CodeSignal sells exactly this for hiring. Its skills validation is built on real-world simulation rather than résumés or self-report, with each certified assessment backed by 2,800 hours of research, scoring models informed by more than 3 million skill-evaluation data points, and validation by industrial-organizational psychologists. The assessments are built to be defensible under employment law, which is its own kind of proof: a company will stake a hiring decision, and the legal exposure that comes with it, on the result.
The detail that matters most here is how CodeSignal handles AI. An employer can configure how much a candidate is allowed to use, from none to full assistance, and the full-assistance mode exists because working well with AI is now a skill an employer might want to measure on purpose. The product treats aided and unaided performance as two separate things worth knowing and lets the employer pick which one the role calls for. The unaided-versus-aided question, turned into a setting.
Not everyone agrees that AI configuration setting should exist. HackerRank, for example, has taken the opposite position. Its own developer survey reports that nearly all working developers now use AI tools and a large share of shipped code is AI-generated, so testing someone's unaided ability, it argues, is testing for a world that no longer exists. They further the perspective: measure people the way they actually work, AI included; otherwise, the measurement is a fiction.
I lean the other way, hinged on the results from the Bastani study. The students who leaned on AI looked perfectly capable until the tool was removed, at which point the capability turned out not to be their 'own'. An aided score can't distinguish a person who knows the work from one who is borrowing it, and that difference is exactly what an employer, or a teacher, most needs to know. The disagreement is real and unsettled, but the unaided baseline is the only measure that survives once the tools are taken away.
...the unaided baseline is the only measure that survives once the tools are taken away.
This is the most built of the three because hiring is where an employer pays dearly for being wrong, and it's where Stepful and SuperHi (referenced in The Full Loop) were already heading: proof anchored to demonstrated work that holds up outside the platform. It is an off-the-shelf product, and it produces the strongest evidence of the three.
No single method is enough
Line them up and none of the three wins outright. Showing your work, in either form, is forgeable and ambiguous about what it proves. Oral exams are strong, but exhausting to run and easy to fail for reasons that have nothing to do with knowledge. Even a work simulation, the strongest, only proves capability on the one task simulated, on the one day observed. Each measures something partial, and each can be fooled in a way the others aren't.
So in a world where everyone has AI, no single test proves capability. Proof has to be triangulated. A work sample shows what someone can do alone, a live defense shows whether they understand what they produced, and measuring those things over time shows whether someone is improving or sliding into the crutch the Bastani students fell into, looking stronger each week while getting weaker underneath.

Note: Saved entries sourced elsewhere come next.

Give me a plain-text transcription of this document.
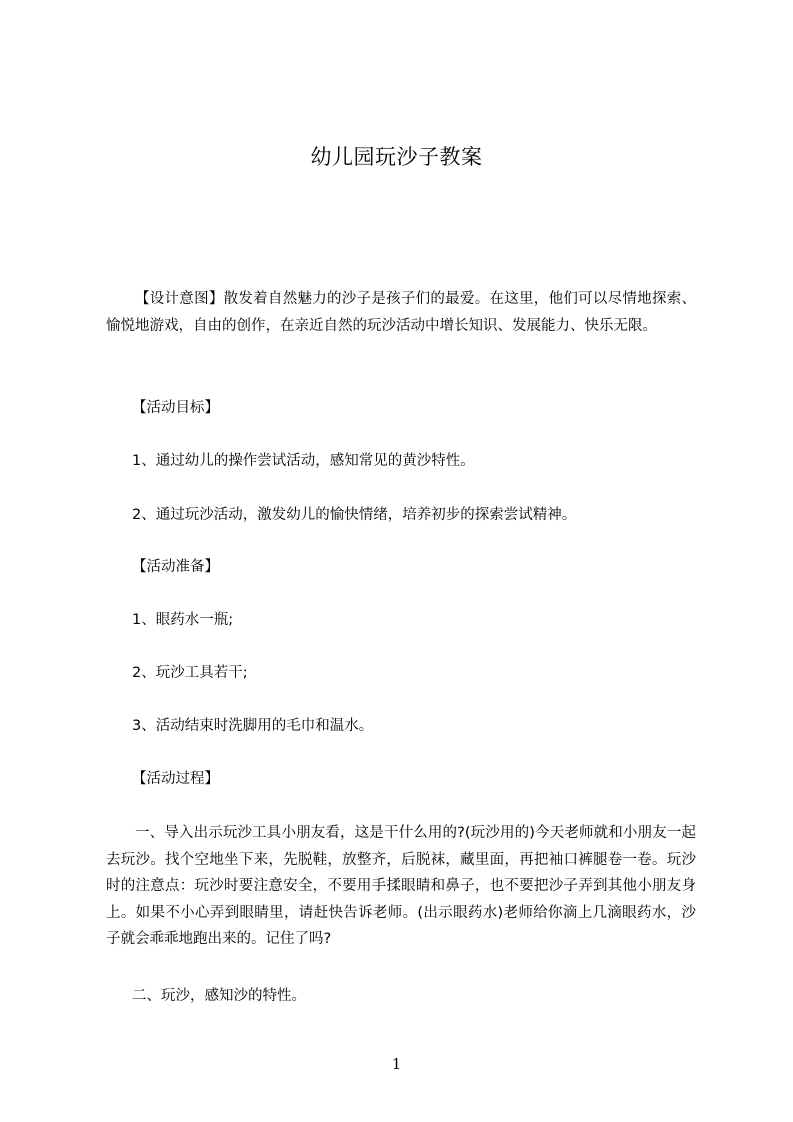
幼儿园玩沙子教案

【设计意图】散发着自然魅力的沙子是孩子们的最爱。在这里，他们可以尽情地探索、愉悦地游戏，自由的创作，在亲近自然的玩沙活动中增长知识、发展能力、快乐无限。

【活动目标】

1、通过幼儿的操作尝试活动，感知常见的黄沙特性。

2、通过玩沙活动，激发幼儿的愉快情绪，培养初步的探索尝试精神。

【活动准备】

1、眼药水一瓶;

2、玩沙工具若干;

3、活动结束时洗脚用的毛巾和温水。

【活动过程】

一、导入出示玩沙工具小朋友看，这是干什么用的?(玩沙用的)今天老师就和小朋友一起去玩沙。找个空地坐下来，先脱鞋，放整齐，后脱袜，藏里面，再把袖口裤腿卷一卷。玩沙时的注意点：玩沙时要注意安全，不要用手揉眼睛和鼻子，也不要把沙子弄到其他小朋友身上。如果不小心弄到眼睛里，请赶快告诉老师。(出示眼药水)老师给你滴上几滴眼药水，沙子就会乖乖地跑出来的。记住了吗?

二、玩沙，感知沙的特性。

1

Each of those can be gamed on its own, but gaming all three at once is difficult and, if done, likely proves sufficient capability in the first place!
Whoever assembles that combined picture for learning, the way CodeSignal assembled it for one task in hiring, gets closest to real proof. The pieces exist, scattered across research papers, one-off classroom tools, and a handful of hiring products. Nobody has put them together for the learner. That, more than any single method, is the part of the 'full loop' still waiting to be built.